Brandon was always the one with the infectious personality.

"You could take Brandon and drop him in the middle of nowhere, and in six months he'd be mayor," Maurice Holmes said.

J.B. was always the one who lived to kick your tail on the course.

"His bulldog attitude comes from his daddy," said Fred Waddle, who coached Maurice in basketball in the mid-1970s. (He also coached a slightly more talented Taylor County High School basketball player a bit earlier than that, a guy named Clem Haskins.)

"I've been a bunch of miles with that boy," David Parsons said. "And I wouldn't take a million dollars for them. I'd do it all again."

He'll walk a few more memorable miles with J.B. Holmes this weekend.


The Kentuckians are intent on enjoying this moment together. Perry, 48, has been a mentor to 26-year-old Holmes on the PGA Tour. He pushed for Holmes' inclusion as a captain's pick and has lobbied to be paired with Holmes in the team competition. They've played practice rounds together this week.

"Kenny's been a big, big help," Maurice Holmes said. "John has a whole lot of respect for Kenny Perry."

But as much as this is a career highlight for both -- "to be able to represent your country in your home state, it doesn't get much better," Maurice said -- it's bigger for Perry.

Holmes likely will have other Ryder Cups. Perry probably will not. At his advanced age, Perry was a long shot to make the team when the season started.

But Perry made this his No. 1 goal, putting it in writing. And when he heard captain Paul Azinger say he wanted tournament winners on his team, Perry started winning tournaments -- three of them this year alone.

"I was 110th in the world in January of this year," Perry said. "I knew the Ryder Cup was at Valhalla, and I set all my sights on making that team. And magic happened."

Don't underestimate Valhalla's part of the equation. Not only is it in Kentucky but it's the site of Perry's most indelible tournament.

In 1996, Perry strode to the 72nd tee leading by two shots and pumping his fist with the home crowd going wild.
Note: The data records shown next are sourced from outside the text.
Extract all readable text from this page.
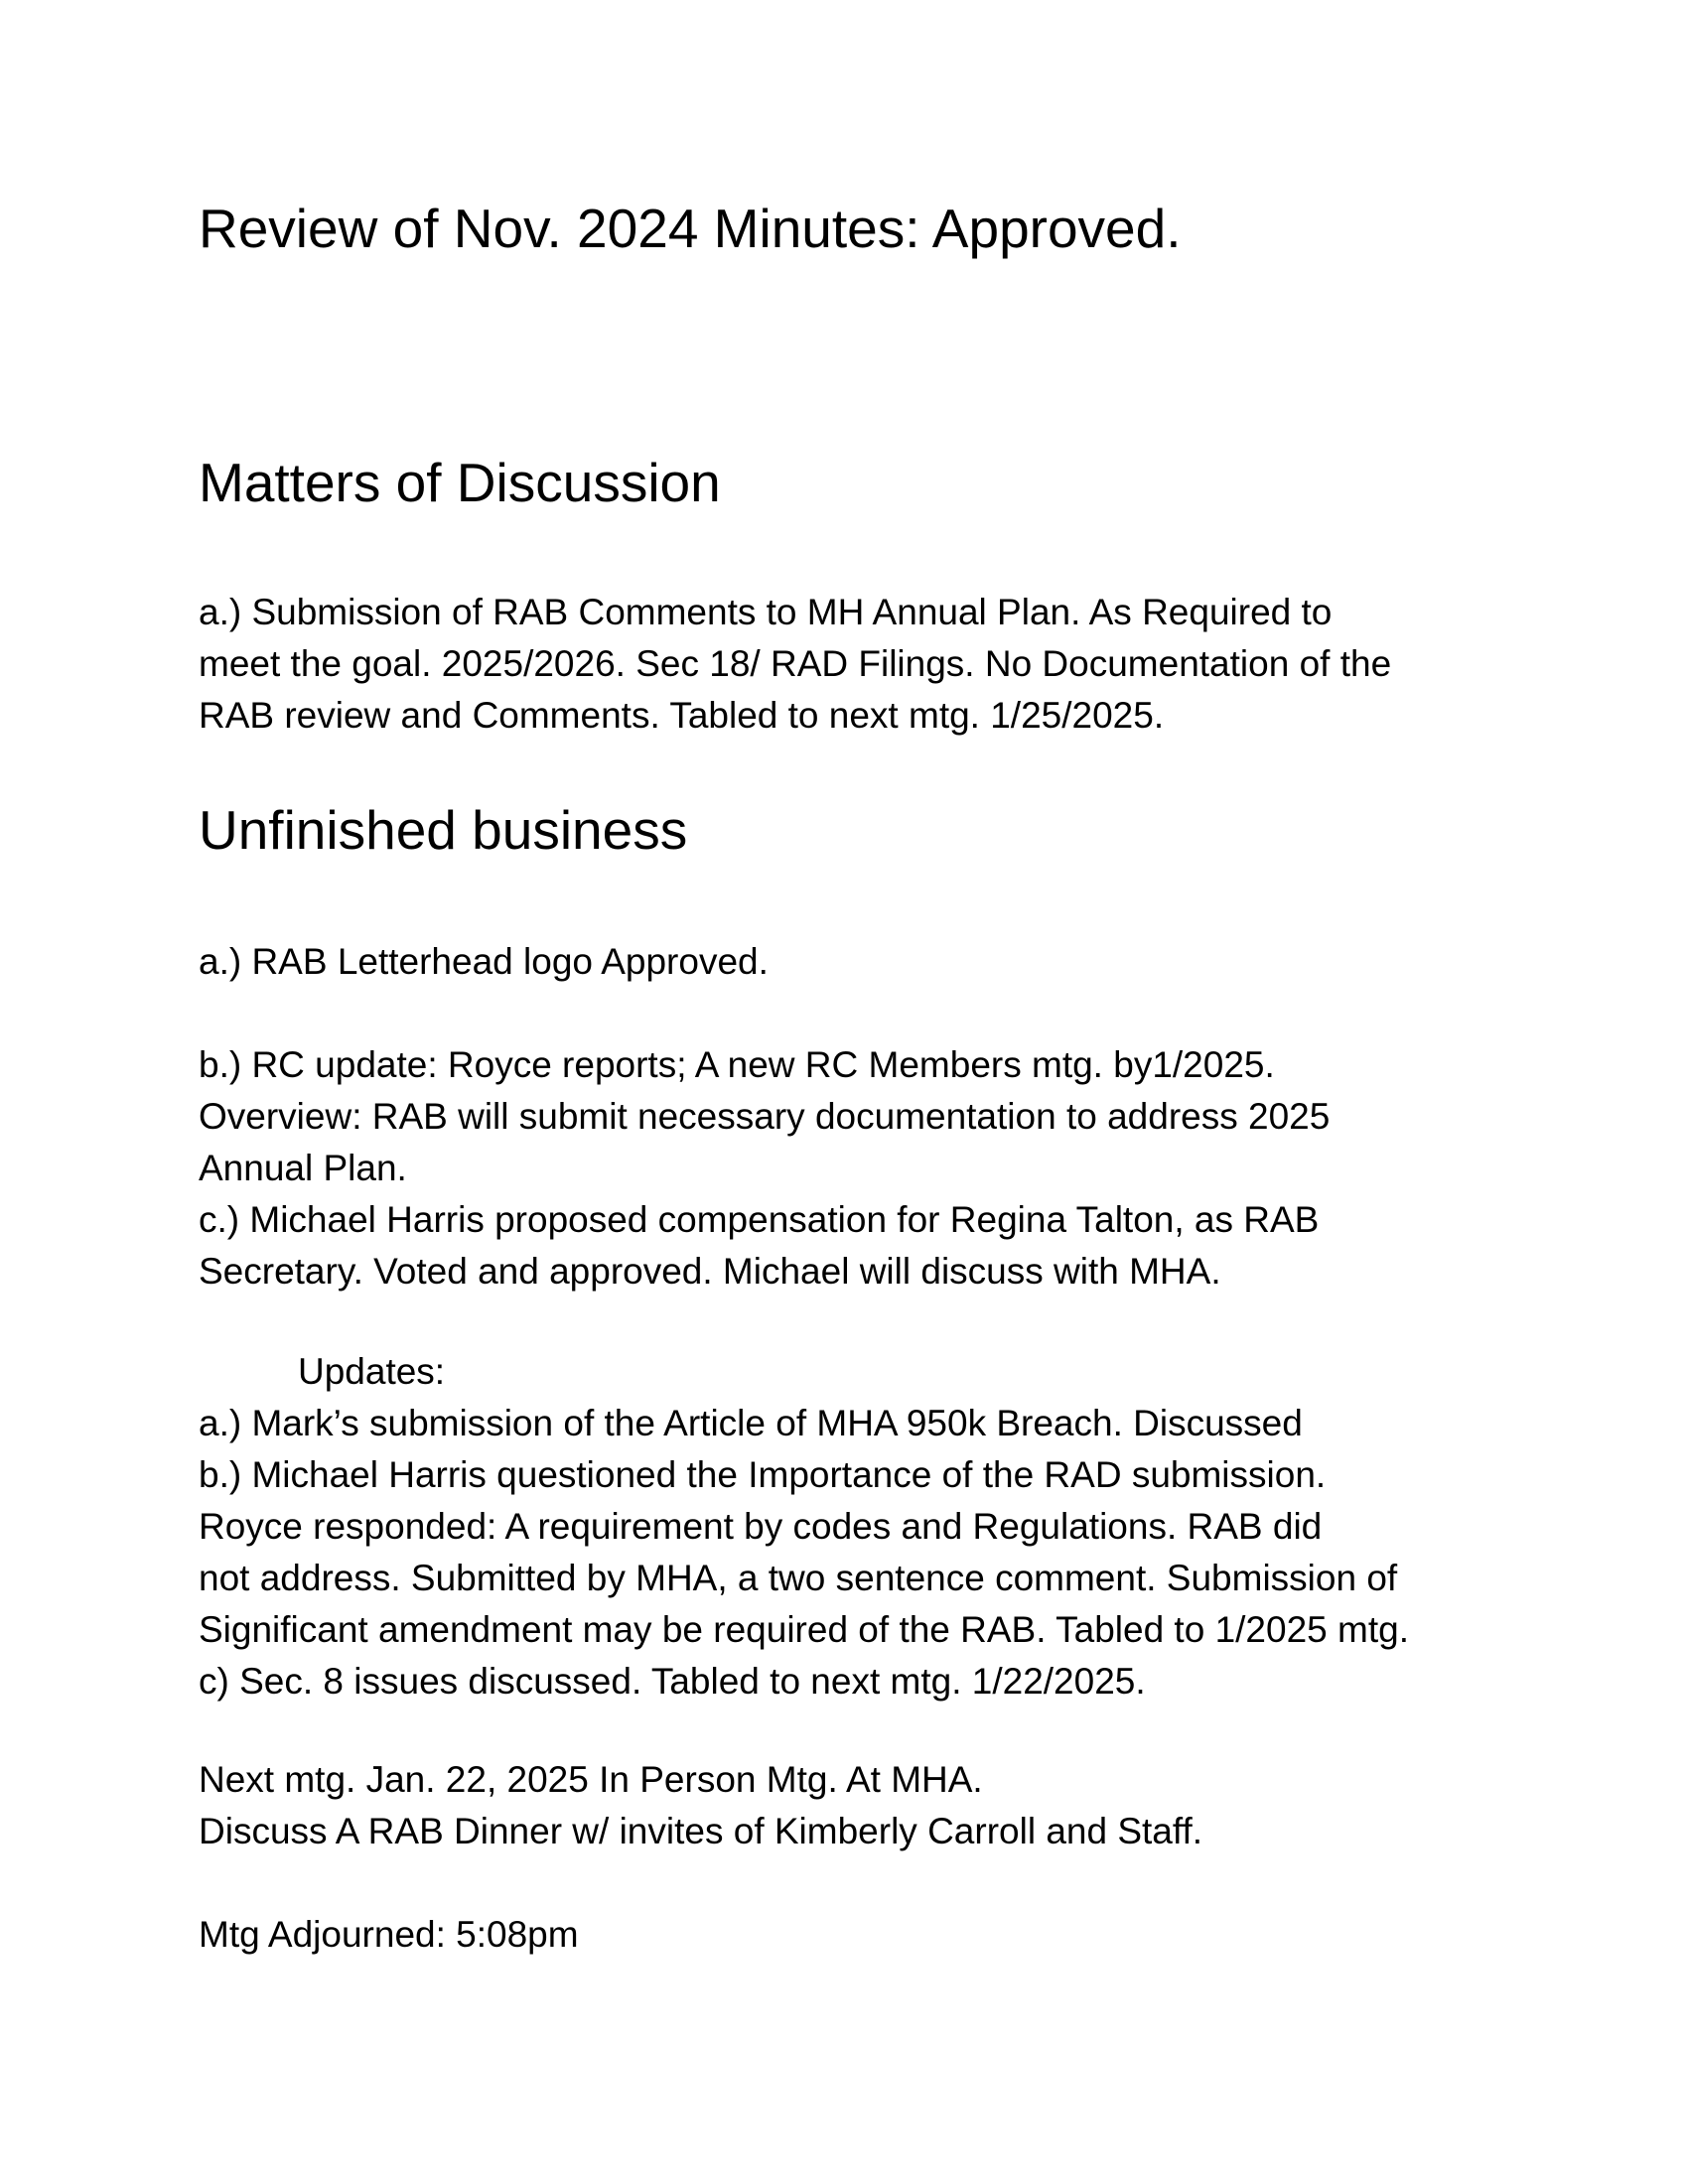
Review of Nov. 2024 Minutes: Approved.
Matters of Discussion
a.) Submission of RAB Comments to MH Annual Plan. As Required to
meet the goal. 2025/2026. Sec 18/ RAD Filings. No Documentation of the
RAB review and Comments. Tabled to next mtg. 1/25/2025.
Unfinished business
a.) RAB Letterhead logo Approved.
b.) RC update: Royce reports; A new RC Members mtg. by1/2025.
Overview: RAB will submit necessary documentation to address 2025
Annual Plan.
c.) Michael Harris proposed compensation for Regina Talton, as RAB
Secretary. Voted and approved. Michael will discuss with MHA.
Updates:
a.) Mark’s submission of the Article of MHA 950k Breach. Discussed
b.) Michael Harris questioned the Importance of the RAD submission.
Royce responded: A requirement by codes and Regulations. RAB did
not address. Submitted by MHA, a two sentence comment. Submission of
Significant amendment may be required of the RAB. Tabled to 1/2025 mtg.
c) Sec. 8 issues discussed. Tabled to next mtg. 1/22/2025.
Next mtg. Jan. 22, 2025 In Person Mtg. At MHA.
Discuss A RAB Dinner w/ invites of Kimberly Carroll and Staff.
Mtg Adjourned: 5:08pm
He pushed his tee shot into the left rough and took bogey, but still held a one-shot lead as he went to the CBS tower for an interview while pursuer Mark Brooks played the 18th.

While Brooks was making birdie and forcing a playoff, Perry was sitting in the tower. He asked to hit some warm-up balls before the playoff, but the request was denied. The two went back to the 18th, and Perry made a mess of it, never even finishing the hole before Brooks won with another birdie.

Perry was crushed. It was the closest he's ever come to winning a major.

"It took a lot out of him for about a year," Ken Perry said of his son. "It was a really hard loss for him."

The memory of it has never gone away.

"I think there's some unfinished business there for me," Perry said.

To finish that business, his tunnel vision on the Ryder Cup led him to skip the U.S. Open and British Open. That touched off a bit of a furor in the golf community, where the majors come first. After decades of cruising along as a successful but second-tier player, the tumult amused Perry.

"For 22 years, nobody cared where I went, who I was or what I did," he said. "Now everyone wants to talk to me."

Last week, people wanted to talk to Perry at Country Creek about his all-in commitment to the Ryder Cup. His entire season is on the line, and a poor performance will render it a disappointment.

"I'll have a lot of pressure on myself, but I don't mind that," Perry said. "I've always played well under pressure. It's really going to test myself, mentally and physically.

"It's going to kind of make or break what kind of player I've been on the PGA Tour."

Despite the stakes and the world stage, Kenny Perry and J.B. Holmes have a chance at Valhalla to simply be themselves: two good ol' boys playing golf on Kentucky bluegrass with their home state behind them every swing of the way.